On 23rd March 2020, the President of South Africa announced a national lockdown effective from midnight on 26th March. All people except essential services workers, which include those in food supply, where to stay at home and the police and army were deployed to enforce this. With the announcement of a state of disaster a week earlier and growing awareness about the spread and risks of Covid-19, business had already started slowing for informal food traders and many others. Despite food being considered an essential service, street traders, including those selling food, were stopped from operating and lost all income. Fresh produce traders lost all stock that they hadn’t sold or eaten. As well as immediate challenges of poverty and hunger, it won’t be easy for these business to start operating again once the lockdown is lifted, given the depletion of their capital. As one street trader told me:
“If I haven’t sold anything, if I am just sitting and haven’t got that little income, the money that I was saving while selling, it is that money that I am eating now.”
In terms of the regulations - passed under the Disaster Management Act, 2002 (Act No. 57 of 2002) - spaza shops were allowed to operate, but had to get permits. Despite this, statements by a government minister, which implied that only South African owned shops would be allowed to open, and confusion around the varied permitting systems, prevented many spaza shops from working. Some security forces that were either not well informed or took advantage of the situation, tried to extort bribes or close shops owned by non-citizens (Sizani 2020).
With food traders stopped from operating, many people had to travel further to get food. This not only resulted in increased transport costs, but also undermined the purpose of the lockdown as people faced greater risks of contracting Covid-19 on public transport and from queueing in the supermarkets that were open. A resident of a township outside Johannesburg explained to me how there were no street traders left operating and 80% of the local spaza shops had not managed to get permits to operate. He, like many other residents of this township of around 250,000 people, had to use public transport to get to the two open supermarkets in the area. These were very crowded resulting in people not following the social distancing protocols. When he could he chose instead to take a longer journey, at greater expense, to a less crowded supermarket in a wealthier area.
An ongoing survey of the cost of a household food basket, for women in low income areas of Pietermaritzburg, found the cost increased by 7.8% in just two months of the lockdown from March to May 2020. This compares with a 13.8% increase for the whole year from May 2019 to 2020 and includes items like onions that went up by 58% and cabbage by 22% (PMBEJD 2020b). One reason for the increases is the absence of street traders where these women would normally buy vegetables at lower prices and benefit from other services, such as leaving their shopping bags while searching for good deals (PMBEJD 2020a).
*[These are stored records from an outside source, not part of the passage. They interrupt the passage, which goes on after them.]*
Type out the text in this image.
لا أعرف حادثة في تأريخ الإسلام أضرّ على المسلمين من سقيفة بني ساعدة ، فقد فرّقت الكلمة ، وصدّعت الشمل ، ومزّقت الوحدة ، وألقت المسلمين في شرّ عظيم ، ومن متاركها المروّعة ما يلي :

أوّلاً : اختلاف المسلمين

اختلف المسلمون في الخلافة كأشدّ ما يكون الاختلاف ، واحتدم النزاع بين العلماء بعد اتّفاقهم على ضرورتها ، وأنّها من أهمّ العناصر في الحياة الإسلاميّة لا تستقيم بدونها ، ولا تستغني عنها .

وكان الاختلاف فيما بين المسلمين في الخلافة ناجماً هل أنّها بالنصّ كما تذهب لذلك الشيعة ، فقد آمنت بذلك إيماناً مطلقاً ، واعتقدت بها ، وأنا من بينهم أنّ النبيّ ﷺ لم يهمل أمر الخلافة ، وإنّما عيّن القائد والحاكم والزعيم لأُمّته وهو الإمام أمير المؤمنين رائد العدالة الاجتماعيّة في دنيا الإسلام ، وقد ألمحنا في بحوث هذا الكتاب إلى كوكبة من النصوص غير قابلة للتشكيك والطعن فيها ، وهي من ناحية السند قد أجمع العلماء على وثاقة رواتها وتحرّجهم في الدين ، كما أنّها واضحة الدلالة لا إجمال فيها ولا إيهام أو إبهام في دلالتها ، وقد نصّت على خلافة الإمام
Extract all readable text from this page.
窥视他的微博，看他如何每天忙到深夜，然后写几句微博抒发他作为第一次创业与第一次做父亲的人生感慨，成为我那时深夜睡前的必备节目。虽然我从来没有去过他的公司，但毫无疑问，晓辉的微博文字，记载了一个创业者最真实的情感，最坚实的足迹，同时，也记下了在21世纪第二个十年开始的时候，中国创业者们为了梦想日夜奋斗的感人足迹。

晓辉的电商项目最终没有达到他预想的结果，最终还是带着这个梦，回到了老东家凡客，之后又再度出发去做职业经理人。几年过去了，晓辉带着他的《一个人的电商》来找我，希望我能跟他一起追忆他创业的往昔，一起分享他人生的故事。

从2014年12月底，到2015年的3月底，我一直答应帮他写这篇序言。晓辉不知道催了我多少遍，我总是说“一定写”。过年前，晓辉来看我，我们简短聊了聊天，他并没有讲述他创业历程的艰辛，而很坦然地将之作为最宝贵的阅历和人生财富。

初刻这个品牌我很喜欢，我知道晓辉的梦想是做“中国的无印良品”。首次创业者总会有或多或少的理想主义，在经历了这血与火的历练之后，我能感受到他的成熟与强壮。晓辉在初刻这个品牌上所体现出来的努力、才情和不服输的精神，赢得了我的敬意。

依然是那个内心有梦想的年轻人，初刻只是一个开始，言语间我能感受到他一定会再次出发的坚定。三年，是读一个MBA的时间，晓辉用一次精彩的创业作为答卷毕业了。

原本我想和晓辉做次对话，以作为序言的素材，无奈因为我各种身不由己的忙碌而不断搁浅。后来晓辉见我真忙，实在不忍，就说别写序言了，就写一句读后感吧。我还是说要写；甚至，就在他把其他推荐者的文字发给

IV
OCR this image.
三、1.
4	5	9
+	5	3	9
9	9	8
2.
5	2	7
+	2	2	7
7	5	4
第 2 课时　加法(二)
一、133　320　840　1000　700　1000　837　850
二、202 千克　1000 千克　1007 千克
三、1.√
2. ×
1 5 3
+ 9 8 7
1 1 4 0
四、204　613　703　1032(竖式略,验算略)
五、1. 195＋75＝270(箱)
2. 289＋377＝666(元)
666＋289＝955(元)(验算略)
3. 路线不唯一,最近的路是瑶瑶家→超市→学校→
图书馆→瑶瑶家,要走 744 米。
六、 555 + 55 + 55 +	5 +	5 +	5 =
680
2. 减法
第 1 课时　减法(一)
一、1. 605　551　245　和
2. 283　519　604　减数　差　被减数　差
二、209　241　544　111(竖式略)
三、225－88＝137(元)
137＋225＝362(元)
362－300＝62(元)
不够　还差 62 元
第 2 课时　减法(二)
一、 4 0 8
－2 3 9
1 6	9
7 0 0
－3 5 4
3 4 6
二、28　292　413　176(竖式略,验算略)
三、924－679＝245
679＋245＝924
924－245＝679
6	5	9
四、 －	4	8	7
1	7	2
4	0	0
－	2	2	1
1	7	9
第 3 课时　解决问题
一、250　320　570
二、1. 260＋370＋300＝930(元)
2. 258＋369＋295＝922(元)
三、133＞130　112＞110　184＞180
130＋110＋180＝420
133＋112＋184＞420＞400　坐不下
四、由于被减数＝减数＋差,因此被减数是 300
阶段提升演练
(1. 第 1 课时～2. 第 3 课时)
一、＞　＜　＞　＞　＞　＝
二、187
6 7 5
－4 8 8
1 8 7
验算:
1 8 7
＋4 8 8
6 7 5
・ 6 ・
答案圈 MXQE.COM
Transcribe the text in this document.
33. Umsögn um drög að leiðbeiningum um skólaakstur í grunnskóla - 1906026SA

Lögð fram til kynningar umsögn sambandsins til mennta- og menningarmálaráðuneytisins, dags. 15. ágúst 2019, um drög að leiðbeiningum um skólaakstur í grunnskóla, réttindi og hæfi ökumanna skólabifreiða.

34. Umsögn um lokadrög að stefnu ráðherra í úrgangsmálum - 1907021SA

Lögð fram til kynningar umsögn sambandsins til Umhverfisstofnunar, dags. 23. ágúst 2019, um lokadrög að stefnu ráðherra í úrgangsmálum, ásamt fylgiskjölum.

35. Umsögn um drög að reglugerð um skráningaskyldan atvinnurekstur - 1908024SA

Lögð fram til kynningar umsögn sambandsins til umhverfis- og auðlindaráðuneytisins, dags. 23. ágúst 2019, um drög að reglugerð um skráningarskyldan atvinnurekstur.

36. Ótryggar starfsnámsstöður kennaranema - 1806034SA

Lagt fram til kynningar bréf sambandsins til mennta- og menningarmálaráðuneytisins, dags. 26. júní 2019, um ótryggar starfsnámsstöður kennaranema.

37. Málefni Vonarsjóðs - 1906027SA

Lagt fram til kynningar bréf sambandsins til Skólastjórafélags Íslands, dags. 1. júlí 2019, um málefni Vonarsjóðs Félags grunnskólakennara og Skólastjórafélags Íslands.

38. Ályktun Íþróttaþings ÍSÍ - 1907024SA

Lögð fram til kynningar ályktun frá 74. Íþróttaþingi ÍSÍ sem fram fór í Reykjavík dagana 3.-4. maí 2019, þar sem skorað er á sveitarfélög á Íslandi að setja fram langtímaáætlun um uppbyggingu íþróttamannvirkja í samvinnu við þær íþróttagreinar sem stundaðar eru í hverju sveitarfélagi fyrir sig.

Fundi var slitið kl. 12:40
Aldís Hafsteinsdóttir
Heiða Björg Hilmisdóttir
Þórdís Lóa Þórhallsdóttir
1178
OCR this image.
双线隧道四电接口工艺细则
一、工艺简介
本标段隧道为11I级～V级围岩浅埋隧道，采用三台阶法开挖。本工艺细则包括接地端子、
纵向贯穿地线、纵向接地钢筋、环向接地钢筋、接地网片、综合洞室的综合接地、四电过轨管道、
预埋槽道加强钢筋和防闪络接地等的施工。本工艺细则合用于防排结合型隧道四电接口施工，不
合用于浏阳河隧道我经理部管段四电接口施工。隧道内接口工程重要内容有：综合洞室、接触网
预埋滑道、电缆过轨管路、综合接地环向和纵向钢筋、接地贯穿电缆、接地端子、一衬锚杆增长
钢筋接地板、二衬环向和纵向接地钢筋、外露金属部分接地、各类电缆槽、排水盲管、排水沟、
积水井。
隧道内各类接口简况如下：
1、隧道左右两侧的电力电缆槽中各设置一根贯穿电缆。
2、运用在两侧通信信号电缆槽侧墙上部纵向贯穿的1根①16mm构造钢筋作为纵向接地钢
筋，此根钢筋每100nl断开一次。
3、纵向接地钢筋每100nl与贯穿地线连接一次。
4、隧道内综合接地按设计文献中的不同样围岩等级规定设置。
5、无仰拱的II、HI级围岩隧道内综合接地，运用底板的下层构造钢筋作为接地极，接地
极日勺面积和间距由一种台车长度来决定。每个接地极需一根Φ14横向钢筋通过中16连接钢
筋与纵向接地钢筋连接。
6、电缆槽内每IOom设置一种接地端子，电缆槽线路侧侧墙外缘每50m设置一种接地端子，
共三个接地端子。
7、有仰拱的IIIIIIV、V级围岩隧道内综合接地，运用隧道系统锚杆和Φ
It is too early to have results from representative national surveys, but it seems clear that we will see increased levels of food and nutrition insecurity (undernourishment and obesity) due to the loss of incomes, the loss of more accessible and affordable food retailing options, and new transport costs. Large-scale state and other interventions, in the form of food parcel distribution and increased grants, are unlikely to fully overcome the negative impacts, given factors such as the absence of fresh produce in the food parcels and some of the most vulnerable, such as non-citizens, being missed.
A number of civil society organisations pushed for changes and the national government did respond with an amendment to the regulations on 2nd April (Government Notices No. R.419 of 2 April 2020). This made it clear that informal food traders could operate “with written permission from a municipal authority”. Thousands of street traders and hawkers went to municipal offices to get permits, with mixed results. Many got permits and started operating, but some municipalities had no permitting system in place and struggled to devise an approach in the middle of a crisis situation. Some municipalities became overwhelmed and struggled to identify the informal traders who had been operating before the lockdown, and others put in place unreasonably obstructive requirements. There were later reports of food traders being harassed and arrested by security forces despite having permits.
The informal traders I spoke to around Johannesburg had varied experiences. Some got permits and were doing reasonably good business, some were refused permits, others chose to stay home for their own safety. One who got a permit and returned to business after the regulations were amended later had the police confiscate all his stock as they said he had to renew the less than two week old permit and refused to wait while he did so. Nevertheless he got a new permit on the same day, bought new, albeit more limited stock, and is building up the business again.
Some spaza shop owners also continued to face challenges, including with getting permits in areas where these had not previously been required and with directives that didn’t fit their operations. An example was the banning of anyone from sleeping at shops, despite most such shops being in people’s homes and security concerns making it the norm for the shop owner or worker to stay there.
Farmers and with them farm workers are also impacted by the loss of demand. While local informal food markets have dramatically declined, farmers relying on exports have been hit by transport interruptions, and those selling high value produce to the hotel and restaurant market have also lost their incomes.